3. ARACI İLE İLK BULUŞMA

605 182 32
                                    

KEYİFLİ OKUMALAR!

*

kara vezir

Kalaslar arasına sıkıştırılmış bir döngüye hapsolmuş gibi; güneş batıyor ay doğuyor gün bitiyor ve ben inşaatta buluyordum kendimi. Döşeme taşları yer yer çatlamış olan havuzun içinde oturuyordum. Havuz, dikilmesi uzun uzun yıllar önce kurgulanmış üç bloğun hemen ortasına konumlandırılmış; tüm dairelerin manzarasına dâhil edilmişti. Ancak inşaat hiçbir zaman nihayete eremeyeceğinden havuz manzaralı dairelerin değeri sokaktaki çöp parçalarının değerinden azdı.

Ağrı kesicilerimi içip kutuyu havuzun iç cephesinden söktüğüm döşeme taşlarından arta kalan beton bölmeye, diğer ağrı kesicilerimin yedekte durduğu bölmeye yerleştirdim. Sonrasında bacaklarımı kendime çekmiş ayaklarımı çaprazlamış dirseklerimi dizlerime yatırmış fotoğrafa bakıyordum.

Filler tepiniyormuşçasına bedenime ağrı pompalayan beynim net bir görüşe izin vermiyor olsa da öylece bakıyordum fotoğrafa. Öylece fotoğrafa bakardım da. Öylece fotoğrafa bakacak sözde işimi yapacaktım da. Diğer yandan fotoğrafın ağrı üzerinde etkisi yoktu. Zira damarlarıma sıvı ağrı kesici dolu variller bağlanıp kanıma yine sıvı ağrı kesiciler nakledilse dahi başımın ağrısı geçmezdi. Çünkü başımın ağrısı hiç geçmezdi. Kendimi bildim bileli...

"Bir demet ağlayan gelin çiçeğini yaktım," diyerek Pinhan ile durum değerlendirmesi yapmaya niyetli olduğumu açık etmiştim.

Havuza iniş-çıkış basamaklarına yerleşmiş olan Pinhan niyetime karşılık verirken yargılamaya yanaşmadı. "Eh, artık neden sana çakmağımı vermediğimi anlamışsındır umarım," dedi ve çakmağı alev yağdırdı geceye.

"Umma. Anlamadım."

"Ateşi amacı dışında kullanamazsın Kara Vezir."

"Hah! Ateş ne için kullanılır ki Pinhan?"

"Hayatta kalmak; pişirmek, ısınmak..."

Kaygısızca omuzlarımı silktim. "E amacın dışına çıkmamışım dostum." Soğuk hava akımı fırsattan istifade kronik titremeye sokmuştu bünyemi. "Ateşi ısınmak için kullandım."

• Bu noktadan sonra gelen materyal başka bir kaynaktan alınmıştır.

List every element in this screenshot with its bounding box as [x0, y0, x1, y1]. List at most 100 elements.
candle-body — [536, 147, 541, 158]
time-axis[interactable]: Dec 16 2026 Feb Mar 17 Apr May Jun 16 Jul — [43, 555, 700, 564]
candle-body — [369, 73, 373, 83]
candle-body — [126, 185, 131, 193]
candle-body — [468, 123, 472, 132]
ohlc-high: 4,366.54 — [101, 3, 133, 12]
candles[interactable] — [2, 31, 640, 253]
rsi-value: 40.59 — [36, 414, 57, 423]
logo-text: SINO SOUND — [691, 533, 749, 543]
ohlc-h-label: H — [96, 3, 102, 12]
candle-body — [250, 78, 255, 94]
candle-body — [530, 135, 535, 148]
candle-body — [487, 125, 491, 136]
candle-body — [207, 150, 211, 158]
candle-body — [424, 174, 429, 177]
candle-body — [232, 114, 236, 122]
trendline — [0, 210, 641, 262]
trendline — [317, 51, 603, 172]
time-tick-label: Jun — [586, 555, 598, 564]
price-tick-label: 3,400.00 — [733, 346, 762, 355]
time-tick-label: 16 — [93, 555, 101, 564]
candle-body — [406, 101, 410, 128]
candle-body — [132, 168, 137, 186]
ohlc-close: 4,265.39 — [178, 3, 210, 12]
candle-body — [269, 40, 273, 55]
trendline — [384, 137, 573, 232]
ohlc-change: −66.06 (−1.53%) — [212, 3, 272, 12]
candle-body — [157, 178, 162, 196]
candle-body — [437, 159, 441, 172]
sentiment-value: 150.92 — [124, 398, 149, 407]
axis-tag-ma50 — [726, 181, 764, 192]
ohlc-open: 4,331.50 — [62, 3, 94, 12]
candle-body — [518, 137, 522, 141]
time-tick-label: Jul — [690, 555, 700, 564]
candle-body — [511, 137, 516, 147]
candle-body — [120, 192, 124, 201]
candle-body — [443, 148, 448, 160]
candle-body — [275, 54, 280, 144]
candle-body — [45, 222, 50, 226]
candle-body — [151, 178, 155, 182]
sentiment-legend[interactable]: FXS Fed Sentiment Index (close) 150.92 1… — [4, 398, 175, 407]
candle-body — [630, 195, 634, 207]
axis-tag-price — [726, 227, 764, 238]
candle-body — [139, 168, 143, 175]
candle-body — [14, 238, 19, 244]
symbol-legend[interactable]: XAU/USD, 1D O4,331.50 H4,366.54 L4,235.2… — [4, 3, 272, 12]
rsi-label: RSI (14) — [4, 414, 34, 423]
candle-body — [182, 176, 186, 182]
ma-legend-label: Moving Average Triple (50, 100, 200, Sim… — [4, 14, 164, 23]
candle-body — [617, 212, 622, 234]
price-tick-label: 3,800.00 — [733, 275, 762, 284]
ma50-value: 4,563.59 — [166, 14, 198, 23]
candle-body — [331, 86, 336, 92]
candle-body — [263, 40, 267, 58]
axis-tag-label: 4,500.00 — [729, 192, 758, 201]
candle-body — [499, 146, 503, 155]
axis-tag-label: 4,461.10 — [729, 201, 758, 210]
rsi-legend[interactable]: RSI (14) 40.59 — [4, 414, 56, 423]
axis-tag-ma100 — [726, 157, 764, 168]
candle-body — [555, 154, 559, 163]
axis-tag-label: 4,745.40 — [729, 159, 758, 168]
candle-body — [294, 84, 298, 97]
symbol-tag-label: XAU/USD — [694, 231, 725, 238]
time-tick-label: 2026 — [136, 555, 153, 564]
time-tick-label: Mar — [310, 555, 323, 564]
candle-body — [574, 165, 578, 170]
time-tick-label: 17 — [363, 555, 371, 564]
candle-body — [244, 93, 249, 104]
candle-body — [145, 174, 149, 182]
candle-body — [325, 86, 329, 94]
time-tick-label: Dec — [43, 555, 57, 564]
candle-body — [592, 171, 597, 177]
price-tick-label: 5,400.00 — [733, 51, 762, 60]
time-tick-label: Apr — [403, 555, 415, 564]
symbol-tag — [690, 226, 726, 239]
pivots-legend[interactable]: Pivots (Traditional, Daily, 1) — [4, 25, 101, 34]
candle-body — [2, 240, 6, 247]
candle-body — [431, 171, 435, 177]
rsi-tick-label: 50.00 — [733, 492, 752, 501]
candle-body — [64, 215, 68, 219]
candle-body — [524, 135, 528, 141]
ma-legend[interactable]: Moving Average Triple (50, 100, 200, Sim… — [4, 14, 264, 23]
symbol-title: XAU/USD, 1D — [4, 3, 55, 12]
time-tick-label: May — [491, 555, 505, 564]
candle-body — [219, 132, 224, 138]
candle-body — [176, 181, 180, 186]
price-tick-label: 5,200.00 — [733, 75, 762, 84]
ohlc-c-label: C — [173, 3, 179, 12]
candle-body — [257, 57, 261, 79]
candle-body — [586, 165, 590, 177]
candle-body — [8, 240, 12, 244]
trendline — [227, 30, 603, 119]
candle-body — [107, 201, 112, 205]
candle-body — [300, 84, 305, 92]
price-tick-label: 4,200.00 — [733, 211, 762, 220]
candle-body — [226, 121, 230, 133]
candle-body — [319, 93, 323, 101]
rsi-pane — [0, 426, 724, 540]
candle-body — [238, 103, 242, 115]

"Kıvırma," dediğinde bal mumumdan heykeller daha insancıl kalırdı Pinhan'ın yanında. "Bir demet ağlayan gelin çiçeği yaktım demedin mi? Bir demet ağlayan gelin çiçeğini ısınmak için mi yaktın yani?"

"Kıvırmıyorum. Bir demet ağlayan gelin çiçeğini ısınmak için yaktım."

"Ağlayan gelin çiçeğinin küllerini kızın saçlarına dökmen de ısınmaya dâhil mi Kara Vezir?"

Çiçekleri küle çevirdiğimde orada değildi. Ancak ne yaptığımın bilincindeydi. Pinhan hep, bir şeylerin bilincindeydi. Pinhan hep bilirdi. Peki, dâhil mi? Fotoğrafı buruşturmayayım diye kastım kendimi. Beynim, girişimimi kaldıramamıştı. Başımın ağrısını arttırmıştı. Beyaz perdeye serilmişçesine, Aracı'nın saten yastık kılıfına saçılan saçlarının sunduğu andaçlar karışmış görsel şölen ise cabasıydı.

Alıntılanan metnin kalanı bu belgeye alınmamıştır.